Compound inequalities involve two separate inequalities that are combined into one statement. In this exercise, we encounter the compound inequality that arises from solving an absolute value inequality. Absolute value inequalities with the format \(|x| \geq a\) split into two separate inequalities:

• One inequality where the expression inside the absolute value is greater than or equal to the positive value: \(x \ge a\).
• Another inequality where the expression inside the absolute value is less than or equal to the negative value: \(x \le -a\).

This results in a solution set that can often look like a compound inequality involving "or" statements.
For the inequality \(|x+7| \ge 8\), solving each condition separately gives:

• Condition 1: \(x+7 \ge 8\), simplified to \(x \ge 1\).
• Condition 2: \(x+7 \le -8\), simplified to \(x \le -15\).
Thus, the solution includes all numbers where \(x \le -15\) or \(x \ge 1\), demonstrating how compound inequalities broaden the range of possible solutions.

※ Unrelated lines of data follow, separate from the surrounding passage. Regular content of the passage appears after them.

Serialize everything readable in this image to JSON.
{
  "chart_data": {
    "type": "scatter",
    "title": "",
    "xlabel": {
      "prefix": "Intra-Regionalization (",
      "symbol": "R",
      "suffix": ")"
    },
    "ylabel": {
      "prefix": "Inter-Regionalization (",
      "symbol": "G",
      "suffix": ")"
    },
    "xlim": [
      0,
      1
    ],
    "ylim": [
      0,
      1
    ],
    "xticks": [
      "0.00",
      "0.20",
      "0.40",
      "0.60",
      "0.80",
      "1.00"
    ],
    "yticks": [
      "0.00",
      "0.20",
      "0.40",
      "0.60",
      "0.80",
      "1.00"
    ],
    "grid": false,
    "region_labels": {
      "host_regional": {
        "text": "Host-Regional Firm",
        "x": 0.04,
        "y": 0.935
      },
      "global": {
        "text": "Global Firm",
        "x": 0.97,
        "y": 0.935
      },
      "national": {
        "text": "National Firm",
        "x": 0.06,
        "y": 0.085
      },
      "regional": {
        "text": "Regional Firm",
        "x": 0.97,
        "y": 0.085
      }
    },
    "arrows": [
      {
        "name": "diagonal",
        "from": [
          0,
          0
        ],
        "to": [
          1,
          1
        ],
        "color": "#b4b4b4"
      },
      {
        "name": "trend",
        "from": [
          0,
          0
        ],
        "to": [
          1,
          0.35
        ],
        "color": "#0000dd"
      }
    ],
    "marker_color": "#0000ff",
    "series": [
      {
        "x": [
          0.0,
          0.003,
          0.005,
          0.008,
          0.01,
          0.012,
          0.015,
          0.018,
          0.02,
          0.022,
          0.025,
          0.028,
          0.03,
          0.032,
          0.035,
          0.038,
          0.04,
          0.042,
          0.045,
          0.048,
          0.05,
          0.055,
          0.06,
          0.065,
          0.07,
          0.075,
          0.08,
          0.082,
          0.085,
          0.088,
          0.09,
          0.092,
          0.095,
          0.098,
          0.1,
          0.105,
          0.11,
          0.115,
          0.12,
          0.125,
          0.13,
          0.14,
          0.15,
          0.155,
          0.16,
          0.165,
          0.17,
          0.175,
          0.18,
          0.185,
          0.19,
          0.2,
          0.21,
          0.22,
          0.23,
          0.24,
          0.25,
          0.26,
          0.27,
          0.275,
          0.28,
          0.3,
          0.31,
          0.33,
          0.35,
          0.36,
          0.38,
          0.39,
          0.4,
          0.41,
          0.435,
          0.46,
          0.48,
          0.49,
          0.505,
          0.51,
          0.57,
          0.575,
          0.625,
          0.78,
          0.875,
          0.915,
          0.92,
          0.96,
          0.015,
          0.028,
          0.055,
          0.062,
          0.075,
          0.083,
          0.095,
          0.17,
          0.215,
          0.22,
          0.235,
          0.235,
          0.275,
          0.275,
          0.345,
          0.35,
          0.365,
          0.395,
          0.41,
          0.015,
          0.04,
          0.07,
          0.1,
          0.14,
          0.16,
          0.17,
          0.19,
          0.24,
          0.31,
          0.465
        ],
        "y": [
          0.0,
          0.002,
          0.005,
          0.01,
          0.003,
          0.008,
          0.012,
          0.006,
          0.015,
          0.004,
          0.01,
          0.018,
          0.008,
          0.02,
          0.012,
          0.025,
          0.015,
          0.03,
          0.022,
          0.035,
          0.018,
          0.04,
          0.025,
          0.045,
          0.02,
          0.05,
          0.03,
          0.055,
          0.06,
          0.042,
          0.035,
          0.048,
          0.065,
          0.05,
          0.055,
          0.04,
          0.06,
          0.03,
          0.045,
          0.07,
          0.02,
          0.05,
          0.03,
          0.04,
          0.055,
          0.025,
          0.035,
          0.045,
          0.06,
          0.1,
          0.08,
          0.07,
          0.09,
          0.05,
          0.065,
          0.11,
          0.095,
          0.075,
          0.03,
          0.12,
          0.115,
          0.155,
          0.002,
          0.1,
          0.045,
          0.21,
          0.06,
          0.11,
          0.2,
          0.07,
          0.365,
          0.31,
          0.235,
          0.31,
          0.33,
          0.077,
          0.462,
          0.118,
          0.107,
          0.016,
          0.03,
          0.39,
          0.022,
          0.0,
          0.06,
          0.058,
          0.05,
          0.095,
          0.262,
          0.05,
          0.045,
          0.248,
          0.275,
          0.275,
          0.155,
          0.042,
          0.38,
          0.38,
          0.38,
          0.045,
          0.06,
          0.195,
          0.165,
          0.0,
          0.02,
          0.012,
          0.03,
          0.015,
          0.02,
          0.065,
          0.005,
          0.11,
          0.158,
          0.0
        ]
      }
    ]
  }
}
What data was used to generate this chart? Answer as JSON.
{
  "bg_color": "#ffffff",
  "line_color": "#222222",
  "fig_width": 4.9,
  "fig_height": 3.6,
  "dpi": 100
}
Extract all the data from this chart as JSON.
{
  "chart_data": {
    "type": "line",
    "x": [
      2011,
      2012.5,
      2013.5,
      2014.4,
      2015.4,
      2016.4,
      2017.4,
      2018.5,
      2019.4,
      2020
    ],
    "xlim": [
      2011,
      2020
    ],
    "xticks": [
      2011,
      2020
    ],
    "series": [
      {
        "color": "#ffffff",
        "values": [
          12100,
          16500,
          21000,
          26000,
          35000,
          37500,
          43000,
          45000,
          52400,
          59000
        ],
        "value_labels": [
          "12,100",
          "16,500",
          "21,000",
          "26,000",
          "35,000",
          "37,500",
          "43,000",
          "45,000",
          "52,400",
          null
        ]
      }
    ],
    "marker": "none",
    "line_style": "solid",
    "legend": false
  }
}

The solution set of an inequality is the collection of all possible values that will satisfy the given conditions. In this scenario, the solution set includes all real numbers that satisfy either part of the compound inequality derived from the absolute value inequality.
Once the compound inequality is represented as simple statements "or" because it combines more than one condition:

• \(x \le -15\)
• \(x \ge 1\)

The union of these intervals forms the entire solution set.
This means any number less than or equal to \(-15\) or greater than or equal to \(1\) is within the solution set. This type of interval is often expressed in conjunction with inequalities and illustrates boundaries where all values satisfy the equation, forming what we call the solution set.

Algebraic expressions are mathematical statements involving numbers, variables, and operations. They form the basis of understanding and solving inequalities. In the provided exercise, the expression \(x+7\) nestled within absolute value signs \(|x+7|\) is an algebraic expression we need to manipulate to solve the inequality.
Isolating such expressions is crucial. Doing so often involves applying inverse operations, such as subtraction or addition, multiplication or division, always adhering to the principle of maintaining equality by treating both sides of the equation identically.

• Subtracting 6 from \(6 - |x+7| \leq -2\) isolates the absolute value: \(-|x+7| \leq -8\).
• Multiplying by \(-1\) flips the inequality sign: \(|x+7| \geq 8\).

Understanding algebraic expressions and how to manipulate them is fundamental in solving more complex mathematical problems, including those involving absolute value inequalities, as it permits us to reach solutions systematically and logically.